Chi è senza colpa
Dennis Lehane sceneggia un suo racconto e porta nuova linfa agli infiniti Brooklyn Tales, per una storia di malavita ordinaria interpretata da un cast straordinario.
C’è sempre bisogno di Brooklyn, luogo del cinema, terra feconda eppure per sempre incognita. La sua aura brumosa, i palazzoni, i brutti ceffi, i magazzini dismessi, e poi il putrìo, l’umidità, i marciapiedi, il fatalismo che ti si attacca alle scarpe e non va più via. Brooklyn, l’esotica Brooklyn, l’etnica Brooklyn, l’esangue Brooklyn, l’eversiva Brooklyn. Da sempre guardata, prima vivida, poi sbiadita, sfruttata, strangolata, sottratta. Brooklyn senza madreA Most Violent Year e una Brooklyn/Gloria Swanson folgorante dal suo passato immortale. Michael Roskam invece ha puntato alla luna finendo per accecarsi con il suo dito. Questo è Chi è senza colpa, traduzione infelice dell’originale The Drop.
Sì che le condizioni per il colpo c’erano tutte: un regista europeo pregno di malinconia in scale di grigio, uno sceneggiatore scrittore da sempre sulla strada del cinema e del Grande Romanzo Americano – tra Mystic River e Gone Baby Gone e Shutter Island –, due interpreti immensi più uno deceduto non grande ma amatissimo. Roskham Bullhead alla regia, Dennis Lehane alla sceneggiatura da sé tratta (Animal Rescue la novella), Tom Hardy il faro e Noomi Rapace la luce, con James Gandofini a caratterizzare e primeggiare. Gli ingredienti giusti, il posto giusto, e niente. Una storia di ordinaria mala, un bar gestito dai nuovi mostri criminali – si fa presto a dire Russi, allora diciamo Ceceni – soldi sporchi transeunti, cognomi italiani, cognomi polacchi, ispettori messicani, la Madonna la religione le chiese. Soldi che spariscono, derelitti della porta accanto che girano intorno a morti raccontate e a vite rifatte. Il nucleo pulsante è un cagnolino, come nel coevo John Wick che però è becero consapevole. Qui il cucciolo maltrattato poi adottato è un incrocio verso cui convergono le strade di tutti questi cani sciolti, ma le relazioni sono gravate da colpe e storie passate riaffioranti, le parentele ingombrano e scatenano reazioni incontrollate.
Tom Hardy, lui, il Grande, l’Attore, gioca a fare il piccolo Edward Norton e da contratto interpreta per sottrazione, ma dovrebbe smetterla una volta per sempre, basta con la dicotomia tra Bronson e Locke, possiede tutte le corde di questo mondo e occorre fare in modo che sia libero di suonarle.
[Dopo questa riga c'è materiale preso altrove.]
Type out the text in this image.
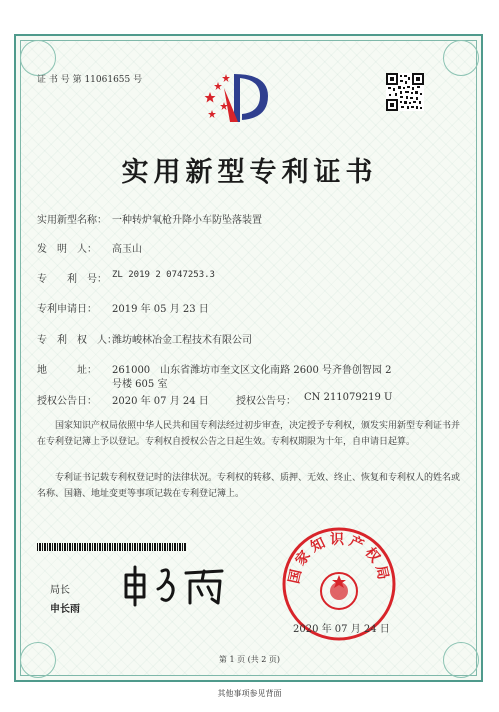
证 书 号 第 11061655 号
实用新型专利证书
实用新型名称： 一种转炉氧枪升降小车防坠落装置
发　明　人： 高玉山
专　　利　号： ZL 2019 2 0747253.3
专利申请日： 2019 年 05 月 23 日
专　利　权　人：
潍坊峻林冶金工程技术有限公司
地　　　址： 261000　山东省潍坊市奎文区文化南路 2600 号齐鲁创智园 2
号楼 605 室
授权公告日： 2020 年 07 月 24 日	授权公告号： CN 211079219 U
国家知识产权局依照中华人民共和国专利法经过初步审查，决定授予专利权，颁发实用新型专利证书并在专利登记簿上予以登记。专利权自授权公告之日起生效。专利权期限为十年，自申请日起算。
专利证书记载专利权登记时的法律状况。专利权的转移、质押、无效、终止、恢复和专利权人的姓名或名称、国籍、地址变更等事项记载在专利登记簿上。
局长
申长雨
国家知识产权局
2020 年 07 月 24 日
第 1 页 (共 2 页)
其他事项参见背面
Noomi Rapace è indegnamente svilita, il ruolo dell’emaciata pupa del pazzoide le sta addosso come un sacchetto di cellophane sul viso, parimenti soffocante. Gandolfini fa quel che sa, sembra Palminteri in una cartolina da Little Italy, poi gli altri comprimari hanno due dimensioni e non riescono a riempire un fotogramma che sia uno. Il racconto di Lehane vorrebbe essere edificante alla maniera di Lehane, ma muore di luoghi comuni e di frasi fatte, l’immanenza e la necessità del male naufragano nella palude del non significante.
Che poi ci hanno pensato i titolisti italiani, con Chi è senza colpa, a cercare la pregnanza evangelica, cancellando il titolo originale e con esso l’unico vero interesse del film, The Drop come bar e non luogo mutevole dove il denaro sporco passa di mano in mano, a Brooklyn. Una curiosità questa, null’altro, mentre lo spirito di Brooklyn ancora una volta è volato altrove, impalpabile come bruma.